The government has accused China of using its new security law to “silence opposition” in Hong Kong after media tycoon Jimmy Lai was arrested today.
Lai, 71, is one of the most prominent democracy activists in the Chinese-ruled city and an ardent critic of Beijing.
He has become the most high-profile victim of a Beijing-backed crackdown following the passing of a new security law in June which critics said could mark the end of political dissent and freedom of speech in Hong Kong.
A spokesman for Prime Minister Boris Johnson said the UK was “deeply concerned” by the arrest of Lai, who was detained along with six other individuals.
“We are deeply concerned by the arrest of Jimmy Lai and six other individuals in Hong Kong. Freedom of the press is explicitly guaranteed in the Sino-British Joint Declaration, and basic law, and is supposed to be protected under Article Four of the National Security Law”, he said.
“This is further evidence that the national security law is being used as a pretext to silence opposition. The Hong Kong authorities must uphold the rights and freedoms of its people.”

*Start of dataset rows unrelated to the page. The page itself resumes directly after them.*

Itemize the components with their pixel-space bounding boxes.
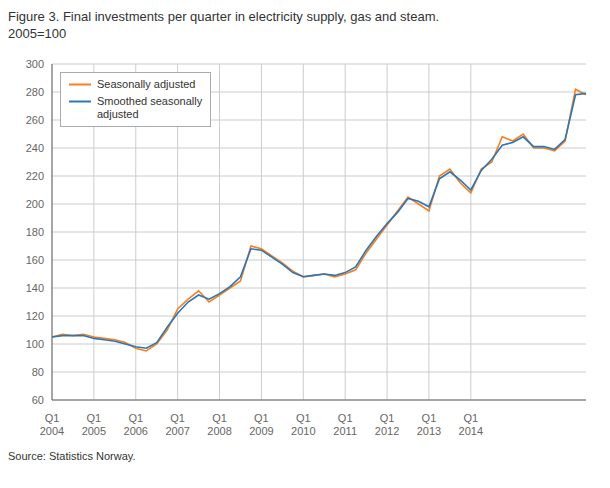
svg-text:160: 160 [26,254,44,266]
svg-text:300: 300 [26,58,44,70]
svg-text:Q12007: Q12007 [165,412,189,437]
svg-text:80: 80 [32,366,44,378]
svg-text:60: 60 [32,394,44,406]
html-text:Source: Statistics Norway.: Source: Statistics Norway. [8,450,136,462]
html-text:Figure 3. Final investments pe: Figure 3. Final investments per quarter … [8,9,440,24]
svg-text:200: 200 [26,198,44,210]
svg-text:100: 100 [26,338,44,350]
svg-text:Q12013: Q12013 [417,412,441,437]
svg-text:140: 140 [26,282,44,294]
svg-text:280: 280 [26,86,44,98]
svg-text:180: 180 [26,226,44,238]
svg-text:Q12012: Q12012 [375,412,399,437]
html-text:adjusted: adjusted [97,108,139,120]
svg-text:Q12011: Q12011 [333,412,357,437]
svg-text:260: 260 [26,114,44,126]
svg-text:Q12014: Q12014 [459,412,483,437]
svg-text:Q12006: Q12006 [124,412,148,437]
svg-text:Q12008: Q12008 [207,412,231,437]
html-text:Seasonally adjusted: Seasonally adjusted [97,78,196,90]
svg-text:Q12005: Q12005 [82,412,106,437]
html-text:Smoothed seasonally: Smoothed seasonally [97,95,203,107]
svg-text:Q12010: Q12010 [291,412,315,437]
svg-text:Q12004: Q12004 [40,412,64,437]
svg-text:220: 220 [26,170,44,182]
svg-text:Q12009: Q12009 [249,412,273,437]
svg-text:120: 120 [26,310,44,322]
html-text:2005=100: 2005=100 [8,26,67,41]
svg-text:240: 240 [26,142,44,154]
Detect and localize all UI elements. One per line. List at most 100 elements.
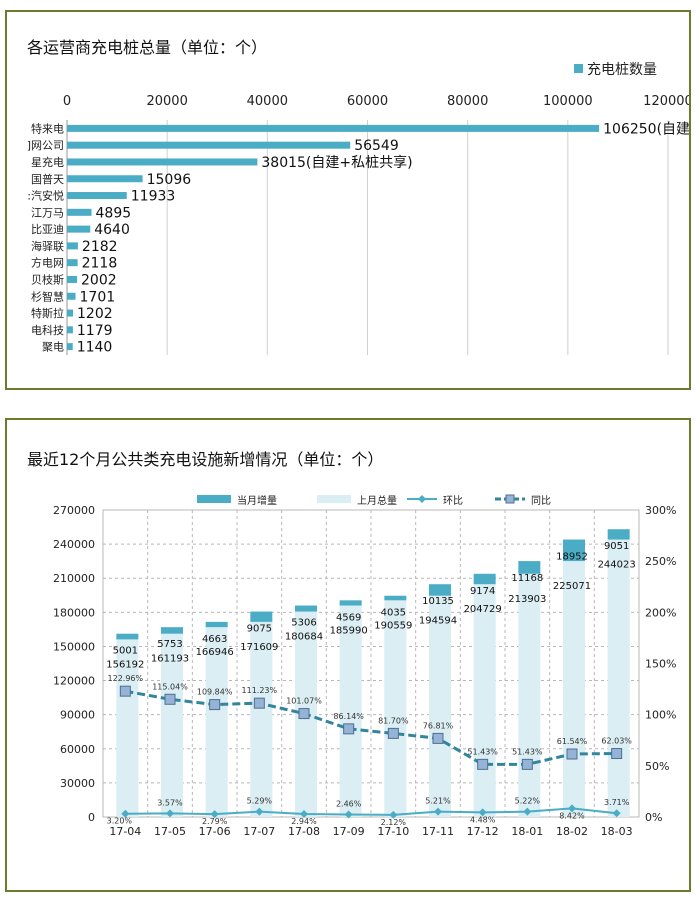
bar-monthly-increase: [161, 627, 183, 634]
prev-total-value-label: 156192: [106, 659, 144, 670]
x-tick-label: 18-02: [556, 825, 588, 838]
increase-value-label: 5306: [291, 618, 316, 629]
mom-value-label: 4.48%: [470, 815, 496, 824]
data-label: 1140: [77, 340, 113, 356]
yoy-value-label: 51.43%: [467, 747, 498, 756]
bar-monthly-increase: [295, 605, 317, 612]
bar-monthly-increase: [429, 584, 451, 596]
x-tick-label: 100000: [543, 94, 593, 109]
mom-marker: [434, 807, 442, 816]
x-tick-label: 17-08: [288, 825, 320, 838]
category-label: 杉智慧: [31, 289, 64, 303]
monthly-chart-panel: 最近12个月公共类充电设施新增情况（单位：个） 0 30000 60000 90000…: [5, 418, 691, 892]
increase-value-label: 9075: [247, 624, 272, 635]
prev-total-value-label: 166946: [196, 647, 234, 658]
operator-chart-title: 各运营商充电桩总量（单位：个）: [27, 38, 268, 57]
y2-tick-label: 150%: [645, 658, 676, 671]
mom-marker: [344, 810, 353, 819]
bar-prev-total: [205, 627, 228, 817]
yoy-value-label: 122.96%: [108, 674, 144, 683]
legend-label: 同比: [531, 495, 551, 507]
x-tick-label: 60000: [347, 94, 388, 109]
yoy-value-label: 76.81%: [423, 721, 454, 730]
yoy-marker: [521, 758, 533, 770]
category-label: 国普天: [31, 172, 64, 186]
bar-monthly-increase: [473, 573, 496, 585]
operator-chart-panel: 各运营商充电桩总量（单位：个） 充电桩数量 0 20000 40000 60000 800…: [5, 10, 691, 390]
mom-value-label: 2.94%: [291, 817, 317, 826]
bar-prev-total: [563, 561, 585, 817]
y2-tick-label: 300%: [645, 504, 676, 517]
bar: [67, 292, 76, 300]
increase-value-label: 18952: [556, 552, 588, 563]
bar-prev-total: [161, 633, 183, 817]
mom-value-label: 3.71%: [604, 798, 630, 807]
yoy-marker: [253, 697, 265, 709]
bar: [67, 326, 73, 334]
mom-value-label: 2.79%: [202, 817, 228, 826]
bar-prev-total: [384, 600, 407, 817]
y-tick-label: 180000: [53, 606, 95, 619]
y-tick-label: 60000: [60, 743, 95, 756]
prev-total-value-label: 244023: [598, 560, 636, 571]
category-label: 比亚迪: [31, 223, 64, 236]
prev-total-value-label: 180684: [285, 632, 323, 643]
data-label: 106250(自建+托管: [603, 121, 689, 137]
y-tick-label: 120000: [53, 675, 95, 688]
mom-marker: [478, 808, 487, 817]
category-label: 贝枝斯: [31, 272, 64, 286]
bar-prev-total: [116, 639, 139, 817]
y-tick-label: 270000: [53, 504, 95, 517]
x-tick-label: 17-11: [422, 825, 454, 838]
mom-marker: [612, 809, 621, 818]
mom-value-label: 3.20%: [107, 817, 133, 826]
x-tick-label: 17-09: [333, 825, 365, 838]
data-label: 1701: [80, 289, 116, 305]
yoy-marker: [611, 748, 623, 760]
mom-value-label: 8.42%: [559, 811, 585, 820]
bar: [67, 192, 127, 200]
monthly-combo-chart: 0 30000 60000 90000 120000 150000 180000 210000…: [53, 494, 676, 838]
y2-tick-label: 0%: [645, 811, 662, 824]
x-tick-label: 80000: [447, 94, 488, 109]
category-label: 电科技: [31, 323, 64, 337]
bar: [67, 309, 74, 317]
y-tick-label: 210000: [53, 572, 95, 585]
x-tick-label: 40000: [247, 94, 288, 109]
yoy-value-label: 62.03%: [601, 737, 632, 746]
category-label: 方电网: [31, 256, 64, 270]
increase-value-label: 9051: [604, 541, 629, 552]
data-label: 11933: [131, 189, 176, 205]
mom-marker: [523, 807, 532, 816]
bar-monthly-increase: [563, 539, 585, 562]
category-label: 特斯拉: [31, 306, 64, 320]
yoy-marker: [566, 748, 578, 760]
yoy-marker: [164, 693, 176, 705]
bar: [67, 275, 78, 283]
category-label: :汽安悦: [27, 189, 64, 203]
mom-marker: [166, 809, 174, 818]
y-tick-label: 240000: [53, 538, 95, 551]
y2-tick-label: 100%: [645, 709, 676, 722]
prev-total-value-label: 213903: [508, 594, 546, 605]
bar: [67, 158, 258, 166]
data-label: 2002: [81, 272, 117, 288]
x-tick-label: 0: [63, 94, 71, 109]
category-label: 特来电: [31, 121, 64, 135]
yoy-value-label: 111.23%: [242, 686, 278, 695]
data-label: 4895: [96, 205, 132, 221]
bar: [67, 259, 78, 267]
mom-value-label: 3.57%: [157, 798, 183, 807]
category-label: 星充电: [31, 155, 64, 169]
yoy-line: [125, 689, 617, 766]
bar-monthly-increase: [518, 561, 541, 574]
prev-total-value-label: 204729: [464, 604, 502, 615]
yoy-marker: [209, 699, 221, 711]
increase-value-label: 4035: [381, 608, 406, 619]
legend-swatch: [317, 495, 351, 503]
bar-monthly-increase: [116, 633, 139, 640]
legend-marker: [418, 495, 426, 503]
y-tick-label: 30000: [60, 777, 95, 790]
bar: [67, 242, 78, 250]
x-tick-label: 17-10: [377, 825, 409, 838]
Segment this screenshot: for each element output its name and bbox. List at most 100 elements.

Lai was accused of collusion with foreign forces and the offices of his Apple Daily newspaper were raided by more than 200 police officers.
The new security law punishes anything China considers subversion, secession, terrorism and collusion with foreign forces with up to life in prison.
Critics say it crushes freedoms, while supporters say it will bring stability after prolonged pro-democracy protests last year.
Lai’s arrest fuels fears that the ‘one country, two systems’ model introduced after the former British colony returned to Chinese rule in 1997 is under threat as China pushes back against pro-democracy protesters.